The restaurant has group guests. Usually they are groups of Indonesian people who travel around Europe with a certain holiday package. These groups of people will have traveled for a couple of days before they come to Amsterdam. That means they will certainly miss Indonesian food after a few days of European bread experience.
One day, we had a group of 30 guests from North Sumatera for lunch. They were doctors and most of them are Batak, people of my own ethnic group. I noticed that from their language and accent. I was the only one who was working on that day.
After serving them, they began the usual chit chat customers have with the waiters.
“Sudah lama di sini dek?” (How long have you been here – in Netherlands?), they asked.
“Not long, I’m actually a student working part time here.”
“Ooh, what do you study?” someone asked.
I said, “Theology.”
They started to whisper to each other.

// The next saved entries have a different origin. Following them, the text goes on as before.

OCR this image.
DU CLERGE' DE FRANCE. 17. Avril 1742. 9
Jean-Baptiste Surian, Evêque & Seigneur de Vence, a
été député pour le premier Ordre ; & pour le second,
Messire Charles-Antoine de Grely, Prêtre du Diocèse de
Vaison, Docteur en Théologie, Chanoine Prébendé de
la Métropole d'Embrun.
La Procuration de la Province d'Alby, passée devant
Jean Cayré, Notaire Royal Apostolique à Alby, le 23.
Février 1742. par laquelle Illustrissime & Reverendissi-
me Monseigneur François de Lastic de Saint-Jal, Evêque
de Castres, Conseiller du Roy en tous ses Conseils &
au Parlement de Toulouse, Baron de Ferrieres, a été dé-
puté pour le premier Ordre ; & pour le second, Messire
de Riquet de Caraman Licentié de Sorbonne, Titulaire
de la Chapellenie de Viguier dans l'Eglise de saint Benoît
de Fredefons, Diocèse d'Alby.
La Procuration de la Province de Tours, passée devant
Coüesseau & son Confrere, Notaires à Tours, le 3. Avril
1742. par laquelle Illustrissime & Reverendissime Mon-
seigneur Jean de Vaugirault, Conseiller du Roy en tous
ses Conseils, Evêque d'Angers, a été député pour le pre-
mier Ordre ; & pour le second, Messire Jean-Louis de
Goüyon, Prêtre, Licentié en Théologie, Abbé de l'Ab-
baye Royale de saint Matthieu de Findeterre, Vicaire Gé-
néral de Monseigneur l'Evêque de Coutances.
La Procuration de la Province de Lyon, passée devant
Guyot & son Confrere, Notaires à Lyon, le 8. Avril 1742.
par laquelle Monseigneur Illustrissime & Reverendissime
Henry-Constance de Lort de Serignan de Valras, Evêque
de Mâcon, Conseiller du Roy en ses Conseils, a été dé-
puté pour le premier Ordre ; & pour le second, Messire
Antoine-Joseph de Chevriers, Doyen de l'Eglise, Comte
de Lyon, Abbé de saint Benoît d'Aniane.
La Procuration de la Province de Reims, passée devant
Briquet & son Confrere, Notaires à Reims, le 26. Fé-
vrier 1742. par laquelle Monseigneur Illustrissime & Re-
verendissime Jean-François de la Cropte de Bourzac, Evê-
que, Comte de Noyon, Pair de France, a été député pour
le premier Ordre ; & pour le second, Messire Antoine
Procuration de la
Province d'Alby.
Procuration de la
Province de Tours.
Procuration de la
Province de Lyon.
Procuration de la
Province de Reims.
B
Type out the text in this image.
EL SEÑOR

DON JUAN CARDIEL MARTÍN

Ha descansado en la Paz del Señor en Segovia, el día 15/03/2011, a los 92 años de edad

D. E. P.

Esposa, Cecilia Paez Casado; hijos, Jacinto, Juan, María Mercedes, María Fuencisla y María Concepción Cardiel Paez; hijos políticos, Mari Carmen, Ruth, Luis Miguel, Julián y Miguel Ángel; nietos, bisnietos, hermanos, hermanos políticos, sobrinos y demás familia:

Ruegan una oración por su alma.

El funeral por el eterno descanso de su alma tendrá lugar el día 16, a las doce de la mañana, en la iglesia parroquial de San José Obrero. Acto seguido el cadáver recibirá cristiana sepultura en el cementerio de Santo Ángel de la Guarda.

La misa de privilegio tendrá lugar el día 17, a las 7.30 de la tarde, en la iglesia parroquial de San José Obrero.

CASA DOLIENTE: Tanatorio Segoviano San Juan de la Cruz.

Mind you, most of Batak are Christian, and they know if someone is studying theology, it means they are a minister or a future pastor. Pastor is a highly regarded profession in Batak society.
“Ow, theology. Are you a pastor?”
“Yes.” I answered. “Well, sort of.”
They started whispering again.
“Are you doing your bachelor or master?” One asked me.
“I’m doing my PhD now.” I replied.
The whispers were hard not to notice now. “He’s a pastor doing a PhD…”
“From which church are you, sir?” They started to add the ‘sir’ (pak) now.
“I’m from HKBP church. I noticed that you are also from Batak.” I said.
They jumped to their surprise, “Most of us are also from HKBP. Some are from HKBP Sudirman Medan, amang (sir – that’s how they called a pastor in HKBP).”
Afterwards, we talked a bit more about their trip, and I noticed that they didn’t ask or order anything anymore, probably because they hesitate to ask me to serve them. I had to fill up their water automatically because they didn’t order it. They hesitate to ask for water even when I know that they needed it.
At the end of the lunch, they all stood in line to shake my hand, just like at the end of a church service. They also gave me extra tip, I got more than a hundred euros tip that particular day, which then I spent on a new suit for preaching.
I guess the moral of the story is, if you want more tip, tell the guest that you are a pastor.